On the 7th of March 1799, Thomas-Alexandre boarded a small ship and headed back to France. As they crossed the Mediterranean, the ship began to sink forcing them to land at Taranto which, unbeknownst to Thomas-Alexandre, was allied with King Ferdinand IV of the Kingdom of Naples, an enemy of France. Thomas-Alexandre along with his colleagues had their belongings confiscated and were imprisoned until 1801. Upon his release, Thomas-Alexandre was deaf in one ear, almost blind, and partially paralyzed. For the last remaining years of his life and after his death on February 26, 1806 from Stomach Cancer, both Thomas-Alexandre and his wife wrote numerous letters to then Emperor Napoleon pleading for back pay and his military pension, only to be ignored.

Thomas Alexander Dumas Statue

In 1913, the statue of General Thomas-Alexandre was erected in Paris where it stood for nearly thirty years. In the winter of 1941, following the Nazi invasion of Paris, Hitler ordered the statue of General Thomas-Alexandre to be destroyed and it has never been restored to this day.

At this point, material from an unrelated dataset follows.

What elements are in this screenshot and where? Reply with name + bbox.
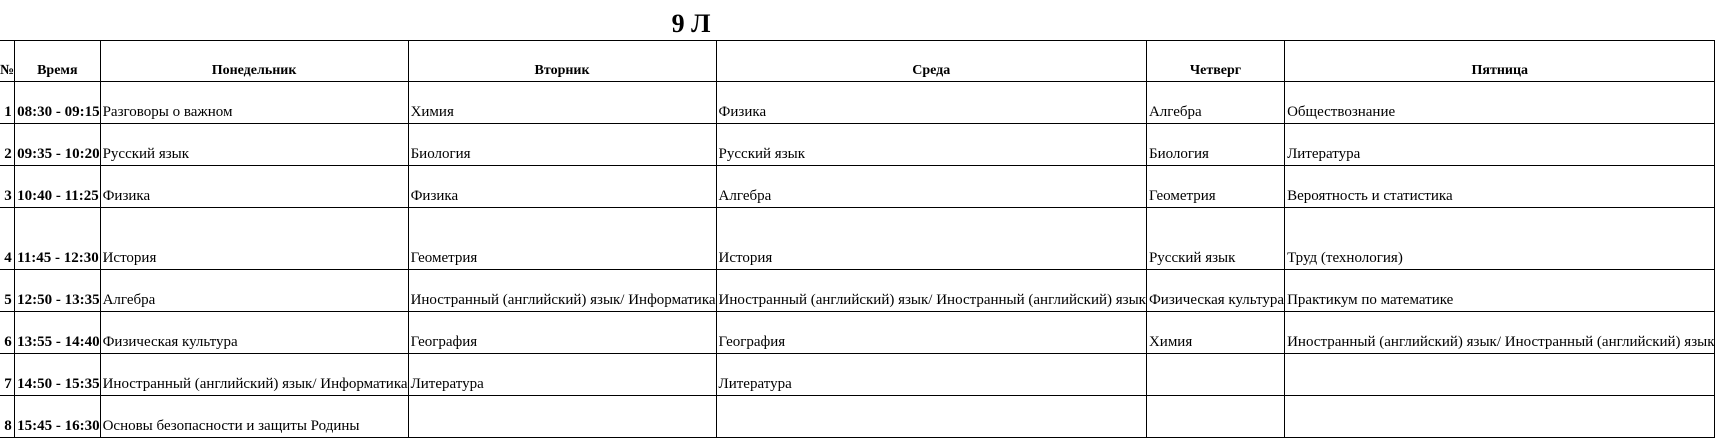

Statues are important. They remind us of some of our greatest accomplishments and failures so that we can study them and grow. Life is about continuous growth both internally and externally and art is its expression.

Thomas-Alexandre symbolizes courage, patriotism, and the freedoms afforded by a republican (not the political party) form of government. His remarkable courage and selflessness paved the way for people of colour in France and around the world to seek some the highest positions in office.

Without Thomas-Alexandre, we may not have modern France. Moreover, without Thomas-Alexandre we wouldn’t have Alexandre Dumas, who shared many tales inspired by his father in some of the greatest literary work in history, three of which includes – The Three Musketeers, The Count of Monte Cristo, and The man with the Iron Mask.

Like a statue, a resume reveals a compelling story of our past – both good and bad. It tells the reader where you’ve been, and how much you’ve grown. An effective way of enhancing your resume is not by simply deleting its content, rather by adding new skills and experiences, thus rewriting the narrative of your story. To the reader (i.e. employer) this shows ability, humility, and maturity.

Let’s not repeat the mistakes of the past by destroying our history. Lets make history by improving ourselves through education and information.

Nazi’s burn books and topple statues. Those who embrace freedom and liberty preserve them.